En Dos Bocas, donde se levanta uno de los proyectos energéticos más importantes del país, cinco personas murieron en un incendio que hoy divide versiones, relatos y responsabilidades.

Mientras la versión oficial apunta a que el siniestro ocurrió fuera de la Refinería Olmeca Dos Bocas, María González, viuda de Javier Ramírez, uno de los trabajadores fallecidos, asegura que el incendio sucedió dentro del complejo, donde su esposo trabajaba.

Su testimonio no solo cuestiona lo ocurrido, también revela algo más profundo: la distancia entre lo que dicen las autoridades y lo que viven las familias.

Las víctimas —trabajadores que ese día cumplían con su jornada— quedaron atrapadas en medio de un escenario que, según reportes, combinó lluvia, residuos de hidrocarburos y fuego.
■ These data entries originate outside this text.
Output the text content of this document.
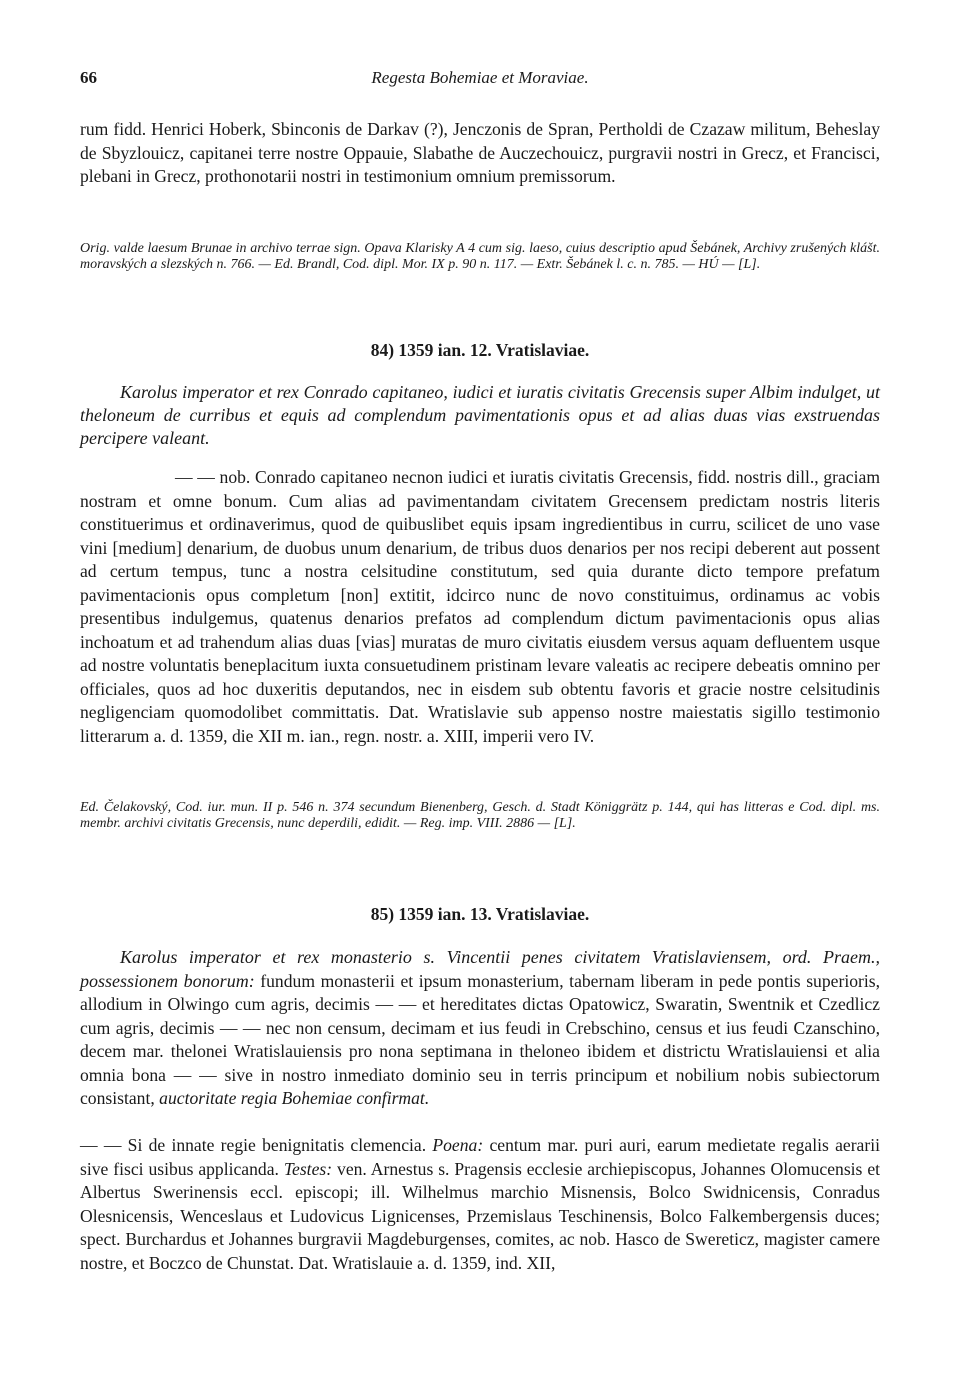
66	Regesta Bohemiae et Moraviae.

rum fidd. Henrici Hoberk, Sbinconis de Darkav (?), Jenczonis de Spran, Pertholdi de Czazaw militum, Beheslay de Sbyzlouicz, capitanei terre nostre Oppauie, Slabathe de Auczechouicz, purgravii nostri in Grecz, et Francisci, plebani in Grecz, prothonotarii nostri in testimonium omnium premissorum.

Orig. valde laesum Brunae in archivo terrae sign. Opava Klarisky A 4 cum sig. laeso, cuius descriptio apud Šebánek, Archivy zrušených klášt. moravských a slezských n. 766. — Ed. Brandl, Cod. dipl. Mor. IX p. 90 n. 117. — Extr. Šebánek l. c. n. 785. — HÚ — [L].

84) 1359 ian. 12. Vratislaviae.

Karolus imperator et rex Conrado capitaneo, iudici et iuratis civitatis Grecensis super Albim indulget, ut theloneum de curribus et equis ad complendum pavimentationis opus et ad alias duas vias exstruendas percipere valeant.

— — nob. Conrado capitaneo necnon iudici et iuratis civitatis Grecensis, fidd. nostris dill., graciam nostram et omne bonum. Cum alias ad pavimentandam civitatem Grecensem predictam nostris literis constituerimus et ordinaverimus, quod de quibuslibet equis ipsam ingredientibus in curru, scilicet de uno vase vini [medium] denarium, de duobus unum denarium, de tribus duos denarios per nos recipi deberent aut possent ad certum tempus, tunc a nostra celsitudine constitutum, sed quia durante dicto tempore prefatum pavimentacionis opus completum [non] extitit, idcirco nunc de novo constituimus, ordinamus ac vobis presentibus indulgemus, quatenus denarios prefatos ad complendum dictum pavimentacionis opus alias inchoatum et ad trahendum alias duas [vias] muratas de muro civitatis eiusdem versus aquam defluentem usque ad nostre voluntatis beneplacitum iuxta consuetudinem pristinam levare valeatis ac recipere debeatis omnino per officiales, quos ad hoc duxeritis deputandos, nec in eisdem sub obtentu favoris et gracie nostre celsitudinis negligenciam quomodolibet committatis. Dat. Wratislavie sub appenso nostre maiestatis sigillo testimonio litterarum a. d. 1359, die XII m. ian., regn. nostr. a. XIII, imperii vero IV.

Ed. Čelakovský, Cod. iur. mun. II p. 546 n. 374 secundum Bienenberg, Gesch. d. Stadt Königgrätz p. 144, qui has litteras e Cod. dipl. ms. membr. archivi civitatis Grecensis, nunc deperdili, edidit. — Reg. imp. VIII. 2886 — [L].

85) 1359 ian. 13. Vratislaviae.

Karolus imperator et rex monasterio s. Vincentii penes civitatem Vratislaviensem, ord. Praem., possessionem bonorum: fundum monasterii et ipsum monasterium, tabernam liberam in pede pontis superioris, allodium in Olwingo cum agris, decimis — — et hereditates dictas Opatowicz, Swaratin, Swentnik et Czedlicz cum agris, decimis — — nec non censum, decimam et ius feudi in Crebschino, census et ius feudi Czanschino, decem mar. thelonei Wratislauiensis pro nona septimana in theloneo ibidem et districtu Wratislauiensi et alia omnia bona — — sive in nostro inmediato dominio seu in terris principum et nobilium nobis subiectorum consistant, auctoritate regia Bohemiae confirmat.

— — Si de innate regie benignitatis clemencia. Poena: centum mar. puri auri, earum medietate regalis aerarii sive fisci usibus applicanda. Testes: ven. Arnestus s. Pragensis ecclesie archiepiscopus, Johannes Olomucensis et Albertus Swerinensis eccl. episcopi; ill. Wilhelmus marchio Misnensis, Bolco Swidnicensis, Conradus Olesnicensis, Wenceslaus et Ludovicus Lignicenses, Przemislaus Teschinensis, Bolco Falkembergensis duces; spect. Burchardus et Johannes burgravii Magdeburgenses, comites, ac nob. Hasco de Swereticz, magister camere nostre, et Boczco de Chunstat. Dat. Wratislauie a. d. 1359, ind. XII,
Un entorno que, para muchos, no debería haber sido letal.

Hoy, más allá de los peritajes y declaraciones, hay familias que enfrentan la pérdida y buscan respuestas.

¿Qué pasó realmente ese día?

¿Dónde ocurrió el incendio?

¿Se pudo evitar?

La tragedia en Dos Bocas no solo deja cinco muertes. Deja una pregunta abierta sobre seguridad, responsabilidad y verdad en uno de los proyectos más emblemáticos del país.